But what does that actually mean?
Bitcoin was designed to have a hard cap of 21 million Bitcoins, a limited coin supply that in some ways mimics the theoretically finite supply of other valuable goods like gold.
Well over a decade after the first Bitcoin was mined, the mainstream cryptocurrency is nearing its next threshold: 19 million mined Bitcoins, as Axios notes, a notable milestone.
Which leaves the obvious question: what happens as the world bears down on that final supply? The answer, it turns out, is anything but clear.
Roughly every four years, the number of Bitcoins minted for each block in Bitcoin's blockchain gets halved, slowing down the mining process significantly.
Once the very last Bitcoin is mined, miners will no longer get any reward. Given the currently established rate, though, the final 21 millionth Bitcoin won't be mined for over 100 years.

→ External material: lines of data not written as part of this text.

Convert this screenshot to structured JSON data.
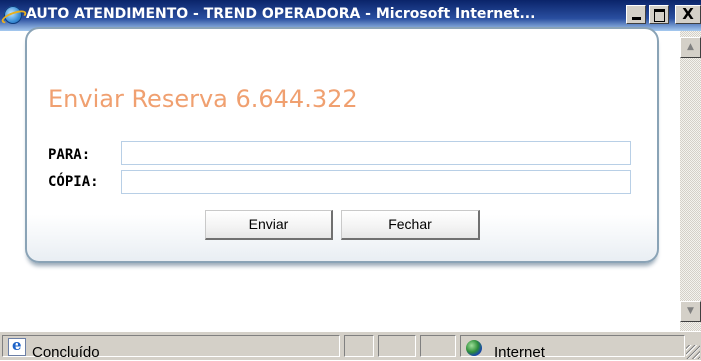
{
  "window": {
    "title": "AUTO ATENDIMENTO - TREND OPERADORA - Microsoft Internet...",
    "minimize_label": "_",
    "close_label": "X"
  },
  "card": {
    "title": "Enviar Reserva 6.644.322"
  },
  "form": {
    "para": {
      "label": "PARA:",
      "value": "",
      "placeholder": ""
    },
    "copia": {
      "label": "CÓPIA:",
      "value": "",
      "placeholder": ""
    }
  },
  "buttons": {
    "send_label": "Enviar",
    "close_label": "Fechar"
  },
  "statusbar": {
    "status_text": "Concluído",
    "zone_text": "Internet"
  },
  "icons": {
    "app": "ie-logo-icon",
    "page": "ie-page-icon",
    "zone": "globe-icon"
  }
}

One complexifier is that we're not even sure if there even are 19 million Bitcoins currently circulating. In 2020, for instance, blockchain analytics firm Chainalysis found that around 3.7 million coins hadn't been touched for at least five years. Other firms suggest around three million will never be retrieved.
In short, nobody really seems to know the significance of hitting the 19 million mark. Still, that means that more than 90 percent of the Bitcoins that will ever exist are already out there — a striking figure.
Proof of Work
At the time of writing, a single Bitcoin is still valued at over $45,000, so the news hasn't exactly had much of an effect.
But will Bitcoin always be worth that much? Mining the token, a process referred to as "proof-of-work," is an energy intensive and environmentally harmful process, meaning that once its value falls enough, miners may no longer be incentivized to continue. Needless to say, as the supply of coins becomes shorter, much will come to hinge on the future value of the currency.
Institutionally, governments and the banking industry have increasingly started embracing Bitcoin as a legitimate currency. Miners worldwide also made record revenue from mining Bitcoin in 2021.
Proof-of-work mining has proved to be far less popular, with governments around the globe banning the practice, including China, once home to the largest Bitcoin mines, citing its massive carbon footprint and connections to shady practices.
Where does that leave the future of Bitcoin? That's the billion dollar question on the minds of crypto investors — and the answer is as hazy as ever.